E’ molto difficile dire qualcosa di originale sulle Finali NBA 2012. Ma forse queste 5 partite che tra qualche ora verranno definitivamente liofilizzate nell’incoronazione del Re (alias Lebron James) ci hanno suggerito anche temi di portata più ampia. Impossibile non partire dalla figura dell’MVP (Most valuable player), diventato campione a 28 anni come Michael Jordan e come Michael Jordan passato attraverso brucianti delusioni e feroci critiche. Sarebbe il caso, quando sarà il turno del prossimo Jordan o Lebron, di giudicare il talento individuale per quello che è. Una cosa cioè straordinaria ma solo necessaria, e tutt’altro che sufficiente, per vincere in uno sport di squadra. In cui per vincere devono incastrarsi vari elementi, perché uno non basta mai.

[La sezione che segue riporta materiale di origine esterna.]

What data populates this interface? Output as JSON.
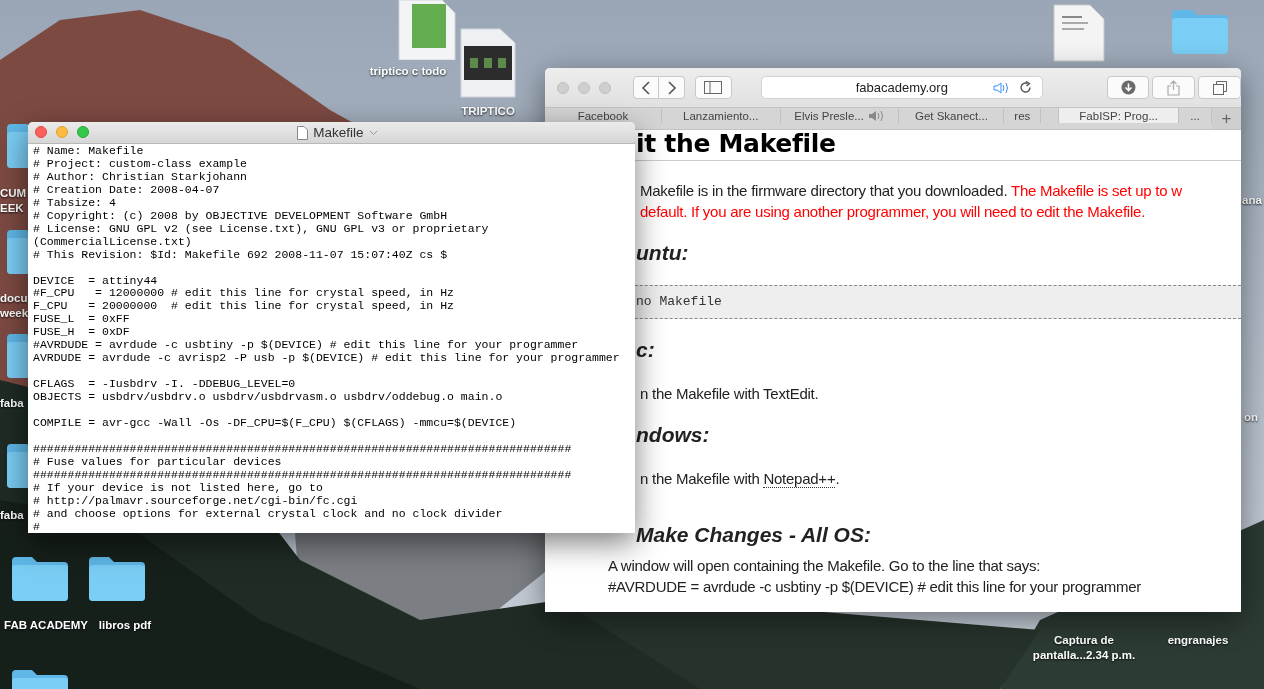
{
  "desktop_icons": [
    {
      "kind": "folder",
      "label": [
        "CUM",
        "EEK"
      ]
    },
    {
      "kind": "folder",
      "label": [
        "docu",
        "week"
      ]
    },
    {
      "kind": "folder",
      "label": [
        "faba"
      ]
    },
    {
      "kind": "folder",
      "label": [
        "faba"
      ]
    },
    {
      "kind": "folder",
      "label": [
        "FAB ACADEMY"
      ]
    },
    {
      "kind": "folder",
      "label": [
        "libros pdf"
      ]
    },
    {
      "kind": "folder"
    },
    {
      "kind": "document"
    },
    {
      "kind": "folder"
    },
    {
      "kind": "label",
      "label": [
        "ana"
      ]
    },
    {
      "kind": "label",
      "label": [
        "on"
      ]
    },
    {
      "kind": "label",
      "label": [
        "Captura de",
        "pantalla...2.34 p.m."
      ]
    },
    {
      "kind": "label",
      "label": [
        "engranajes"
      ]
    },
    {
      "kind": "sheet",
      "label": [
        "triptico c todo"
      ]
    },
    {
      "kind": "slides",
      "label": [
        "TRIPTICO"
      ]
    }
  ],
  "browser": {
    "focused": false,
    "address": "fabacademy.org",
    "tabs": [
      {
        "label": "Facebook",
        "selected": false,
        "audio": false
      },
      {
        "label": "Lanzamiento...",
        "selected": false,
        "audio": false
      },
      {
        "label": "Elvis Presle...",
        "selected": false,
        "audio": true
      },
      {
        "label": "Get Skanect...",
        "selected": false,
        "audio": false
      },
      {
        "label": "res",
        "selected": false,
        "audio": false
      },
      {
        "label": "FabISP: Prog...",
        "selected": true,
        "audio": false
      },
      {
        "label": "...",
        "selected": false,
        "audio": false
      }
    ],
    "new_tab": "+",
    "blocks": [
      {
        "kind": "title",
        "text": "it the Makefile"
      },
      {
        "kind": "paragraph",
        "lines": [
          [
            {
              "text": "Makefile is in the firmware directory that you downloaded. ",
              "color": "#222222",
              "kind": "text"
            },
            {
              "text": "The Makefile is set up to w",
              "color": "#ff0000",
              "kind": "text"
            }
          ],
          [
            {
              "text": "default. If you are using another programmer, you will need to edit the Makefile.",
              "color": "#ff0000",
              "kind": "text"
            }
          ]
        ]
      },
      {
        "kind": "heading",
        "text": "untu:"
      },
      {
        "kind": "code",
        "text": "no Makefile"
      },
      {
        "kind": "heading",
        "text": "c:"
      },
      {
        "kind": "paragraph",
        "lines": [
          [
            {
              "text": "n the Makefile with TextEdit.",
              "color": "#222222",
              "kind": "text"
            }
          ]
        ]
      },
      {
        "kind": "heading",
        "text": "ndows:"
      },
      {
        "kind": "paragraph",
        "lines": [
          [
            {
              "text": "n the Makefile with ",
              "color": "#222222",
              "kind": "text"
            },
            {
              "text": "Notepad++",
              "color": "#222222",
              "kind": "link"
            },
            {
              "text": ".",
              "color": "#222222",
              "kind": "text"
            }
          ]
        ]
      },
      {
        "kind": "heading",
        "text": "Make Changes - All OS:"
      },
      {
        "kind": "paragraph",
        "lines": [
          [
            {
              "text": "A window will open containing the Makefile. Go to the line that says:",
              "color": "#222222",
              "kind": "text"
            }
          ],
          [
            {
              "text": "#AVRDUDE = avrdude -c usbtiny -p $(DEVICE) # edit this line for your programmer",
              "color": "#222222",
              "kind": "text"
            }
          ]
        ]
      }
    ]
  },
  "editor": {
    "focused": true,
    "title": "Makefile",
    "text": "# Name: Makefile\n# Project: custom-class example\n# Author: Christian Starkjohann\n# Creation Date: 2008-04-07\n# Tabsize: 4\n# Copyright: (c) 2008 by OBJECTIVE DEVELOPMENT Software GmbH\n# License: GNU GPL v2 (see License.txt), GNU GPL v3 or proprietary\n(CommercialLicense.txt)\n# This Revision: $Id: Makefile 692 2008-11-07 15:07:40Z cs $\n\nDEVICE  = attiny44\n#F_CPU   = 12000000\t# edit this line for crystal speed, in Hz\nF_CPU   = 20000000\t# edit this line for crystal speed, in Hz\nFUSE_L  = 0xFF\nFUSE_H  = 0xDF\n#AVRDUDE = avrdude -c usbtiny -p $(DEVICE) # edit this line for your programmer\nAVRDUDE = avrdude -c avrisp2 -P usb -p $(DEVICE) # edit this line for your programmer\n\nCFLAGS  = -Iusbdrv -I. -DDEBUG_LEVEL=0\nOBJECTS = usbdrv/usbdrv.o usbdrv/usbdrvasm.o usbdrv/oddebug.o main.o\n\nCOMPILE = avr-gcc -Wall -Os -DF_CPU=$(F_CPU) $(CFLAGS) -mmcu=$(DEVICE)\n\n##############################################################################\n# Fuse values for particular devices\n##############################################################################\n# If your device is not listed here, go to\n# http://palmavr.sourceforge.net/cgi-bin/fc.cgi\n# and choose options for external crystal clock and no clock divider\n#"
  }
}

Ecco, la reductio ad unum è fuori luogo sia quando serve a immolare una vittima che quando viene usata per celebrare il campionissimo. Il metodo Torquemada non si adatta agli sport di squadra, e le Finali non sono un’ordalia che tutto annulla e supera, ma solo un momento di clamorosa intensità che stabilisce chi in quel momento è più pronto a farsi visitare dalla Vittoria.
Ci sono squadre, Chicago, Boston e San Antonio, che sull’arco dell’intera stagione hanno fatto vedere un basket più completo e maturo di quello degli Heat. Se la carta di identità dei quattro moschettieri di Oklahoma City fosse stata diversa forse avremmo visto un esito opposto, perché nessuno mi toglie dalla testa che i Thunder, in laboratorio, siano più forti degli Heat. Ma era il momento di Lebron e di tutti gli altri, e quel momento si è compiuto. Prima di dimenticare tutto quello che non porta una maglia numero 6 e si fa fare degli anelli speciali da portare al dito, credo valga la pena di tenere una prospettiva più ampia.
Mini PS: tutti quelli che hanno perso in questi playoff hanno accettato il verdetto con classe e compostezza. L’abbraccio tra sconfitti e vincenti in questa e nelle altre serie è stato un momento bello, al di là dei luoghi comuni. Come è stato bello non sentire Durant lamentarsi per l’indubbio fallo subito in una delle azioni finali di Gara 2. Credetemi, i Thunder schiumano rabbia come e quanto qualsiasi altro sconfitto. E siccome non credo alla barzelletta che tutti quelli che hanno a che fare con l’NBA abbiano una cultura sportiva individualmente superiore, rimane solo una possibile interpretazione. Quella cioè che rimanda alla necessità, per una lega professionistica, di credere e far credere nel senso dello sport per motivi, come minimo, commerciali. Non significa credere che il paese delle meraviglie di Alice esista e men che mai coprire le magagne. Si tratta semplicemente di comprendere che questa cosa che ci fa girare la testa, lo sport, non è una scienza esatta. E che per sua natura è influenzato ed influenzabile da fattori esterni, quorum arbitri ed affini. Ma ridurlo a questo è come ridurlo al risultato dell’ultima partita o dell’ultimo tiro, e significa perdersi tutto quello che c’è intorno. Cioè, tantissima roba.